The Media Foundation for West Africa (MFWA) has withdrawn the award presented to Abdulrasheed Hammad of Nigeria as the winner of the Telecoms and ICTs reporting category at the 2025 West Africa Media Excellence Awards. This was after the MFWA conducted a review of the eligibility of the winning story following a complaint lodged by a media house in Nigeria, the International Centre for Investigative Reporting (ICIR).

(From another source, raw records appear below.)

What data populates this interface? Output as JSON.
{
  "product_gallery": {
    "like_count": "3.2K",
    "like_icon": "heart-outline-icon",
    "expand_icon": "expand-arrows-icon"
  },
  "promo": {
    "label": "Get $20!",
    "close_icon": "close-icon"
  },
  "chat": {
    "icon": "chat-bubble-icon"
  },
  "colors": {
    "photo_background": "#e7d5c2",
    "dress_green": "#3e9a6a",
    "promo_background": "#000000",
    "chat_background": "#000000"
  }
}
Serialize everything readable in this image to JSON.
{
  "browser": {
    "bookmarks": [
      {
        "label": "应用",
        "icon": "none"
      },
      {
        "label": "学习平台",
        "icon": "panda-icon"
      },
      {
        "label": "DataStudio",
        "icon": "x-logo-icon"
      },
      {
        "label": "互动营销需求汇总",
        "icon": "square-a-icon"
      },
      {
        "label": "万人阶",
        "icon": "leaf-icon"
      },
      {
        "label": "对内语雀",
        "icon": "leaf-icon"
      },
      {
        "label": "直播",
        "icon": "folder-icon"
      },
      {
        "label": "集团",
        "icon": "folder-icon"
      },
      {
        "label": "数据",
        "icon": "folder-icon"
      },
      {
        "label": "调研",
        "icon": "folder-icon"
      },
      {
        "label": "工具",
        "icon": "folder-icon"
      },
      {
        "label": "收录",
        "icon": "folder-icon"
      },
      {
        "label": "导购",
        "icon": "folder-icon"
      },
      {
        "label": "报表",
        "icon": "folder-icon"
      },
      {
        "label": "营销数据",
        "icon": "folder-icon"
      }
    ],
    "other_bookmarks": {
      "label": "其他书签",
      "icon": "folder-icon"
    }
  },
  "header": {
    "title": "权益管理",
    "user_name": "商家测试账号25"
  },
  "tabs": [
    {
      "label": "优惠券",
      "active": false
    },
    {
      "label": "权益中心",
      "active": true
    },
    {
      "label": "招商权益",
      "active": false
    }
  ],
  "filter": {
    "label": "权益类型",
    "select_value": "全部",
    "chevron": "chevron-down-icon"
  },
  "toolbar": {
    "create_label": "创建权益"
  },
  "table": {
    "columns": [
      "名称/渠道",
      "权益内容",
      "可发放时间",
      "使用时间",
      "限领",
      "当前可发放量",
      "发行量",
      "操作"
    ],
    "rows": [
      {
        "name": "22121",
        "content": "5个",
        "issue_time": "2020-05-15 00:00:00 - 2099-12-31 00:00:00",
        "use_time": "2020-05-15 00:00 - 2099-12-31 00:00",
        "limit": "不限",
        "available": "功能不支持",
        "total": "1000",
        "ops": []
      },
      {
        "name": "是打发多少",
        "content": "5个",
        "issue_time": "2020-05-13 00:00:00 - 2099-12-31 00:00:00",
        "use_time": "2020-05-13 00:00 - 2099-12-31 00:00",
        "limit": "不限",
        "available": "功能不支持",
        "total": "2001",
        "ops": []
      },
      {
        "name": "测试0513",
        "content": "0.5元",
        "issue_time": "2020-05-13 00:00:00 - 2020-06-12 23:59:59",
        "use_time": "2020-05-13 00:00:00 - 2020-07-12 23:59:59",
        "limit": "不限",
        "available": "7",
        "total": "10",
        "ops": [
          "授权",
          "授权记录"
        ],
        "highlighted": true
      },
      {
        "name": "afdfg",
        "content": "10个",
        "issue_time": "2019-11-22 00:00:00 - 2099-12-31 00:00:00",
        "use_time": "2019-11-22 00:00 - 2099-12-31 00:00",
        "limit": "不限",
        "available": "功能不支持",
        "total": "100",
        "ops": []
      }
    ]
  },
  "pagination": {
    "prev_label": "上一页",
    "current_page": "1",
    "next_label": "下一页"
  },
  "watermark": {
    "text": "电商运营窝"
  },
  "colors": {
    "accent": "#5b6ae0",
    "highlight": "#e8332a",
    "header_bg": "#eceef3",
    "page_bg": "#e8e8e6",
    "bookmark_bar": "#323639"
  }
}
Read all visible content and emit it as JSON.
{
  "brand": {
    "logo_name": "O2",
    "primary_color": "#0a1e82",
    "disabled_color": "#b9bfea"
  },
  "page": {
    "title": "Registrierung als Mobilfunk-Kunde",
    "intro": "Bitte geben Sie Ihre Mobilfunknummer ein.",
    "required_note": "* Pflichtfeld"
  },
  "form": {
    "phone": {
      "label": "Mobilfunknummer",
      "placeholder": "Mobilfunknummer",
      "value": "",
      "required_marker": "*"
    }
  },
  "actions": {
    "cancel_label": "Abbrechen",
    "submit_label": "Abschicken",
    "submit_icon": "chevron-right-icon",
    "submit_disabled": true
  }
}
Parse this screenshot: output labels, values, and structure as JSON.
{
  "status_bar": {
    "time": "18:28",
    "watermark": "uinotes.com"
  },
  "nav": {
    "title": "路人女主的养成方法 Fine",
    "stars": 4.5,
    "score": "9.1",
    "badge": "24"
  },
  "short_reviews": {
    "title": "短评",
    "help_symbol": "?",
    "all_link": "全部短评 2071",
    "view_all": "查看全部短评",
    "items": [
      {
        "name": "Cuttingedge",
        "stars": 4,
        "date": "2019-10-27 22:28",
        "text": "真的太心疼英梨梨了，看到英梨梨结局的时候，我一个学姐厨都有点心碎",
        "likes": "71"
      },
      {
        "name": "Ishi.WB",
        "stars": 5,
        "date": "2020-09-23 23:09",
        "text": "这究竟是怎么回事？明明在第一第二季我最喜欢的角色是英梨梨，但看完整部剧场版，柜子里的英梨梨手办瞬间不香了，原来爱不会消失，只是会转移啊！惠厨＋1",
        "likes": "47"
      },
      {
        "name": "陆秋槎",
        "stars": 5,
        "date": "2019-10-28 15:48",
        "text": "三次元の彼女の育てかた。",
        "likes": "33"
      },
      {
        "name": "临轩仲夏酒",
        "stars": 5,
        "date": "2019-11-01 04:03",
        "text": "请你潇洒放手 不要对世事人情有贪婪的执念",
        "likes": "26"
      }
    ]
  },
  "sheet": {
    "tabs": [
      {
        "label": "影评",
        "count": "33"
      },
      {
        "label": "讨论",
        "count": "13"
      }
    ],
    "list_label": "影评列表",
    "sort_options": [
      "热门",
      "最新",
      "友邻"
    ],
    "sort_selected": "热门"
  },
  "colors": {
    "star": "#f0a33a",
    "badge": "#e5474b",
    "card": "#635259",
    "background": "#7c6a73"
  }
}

The complaint detailed that the winning story, “Fiscal transparency: Despite ICT advancement, Nigerian states’ open contracting portals inaccessible”, was originally published by the journalist on July 31, 2023, on ICIR’s website under its Open Contract Reporting (OCRP) project (see story here). It further alleged that the journalist republished the story on another website, Pen Press, a student news platform in Nigeria, at a different date, January 5, 2024, to make it eligible for this year’s award (see story here). WAMECA 2025 accepted entries for only stories published from January 1, 2024, to December 31, 2024.
After engaging both parties, the ICIR and Abdulrasheed Hammad, the MFWA has concluded that the journalist’s story is indeed ineligible for this year’s award as it was originally published outside the publication time criterion. During the process of review and assessment for this year’s awards, hundreds of stories which were published before 2024 were rejected as ineligible. Abdulrasheed Hammad’s story cannot be an exception.
The ultimate idea of instituting publication time as a criterion for the WAMECA Awards is to recognise timeliness and relevance, ensure fair comparison of the work of journalists in the West Africa subregion at a given time, while promoting the stories for impact, in the case that they emerge as winners. Journalists republishing old stories with different media outlets with new dates to file for the Awards not only defeats this idea but also renders the publication time criterion meaningless.
The MFWA has therefore withdrawn the award presented to Abdulrasheed Hammad of Nigeria as the winner of the Telecoms and ICTs reporting category. In his place, Rabo Oumarou of Sidwaya in Burkina Faso, whose story, “Institutions d’enseignement supérieur et de recherche: Du wifi à « gogo » dans les universités publiques unique”, was the runner-up in the notes of the grand jury, has emerged winner of the Telecoms and ICTs reporting.

The MFWA wishes to emphasise its commitment to fairness, openness and integrity in celebrating outstanding journalism in West Africa under its West Africa Media Excellence Awards.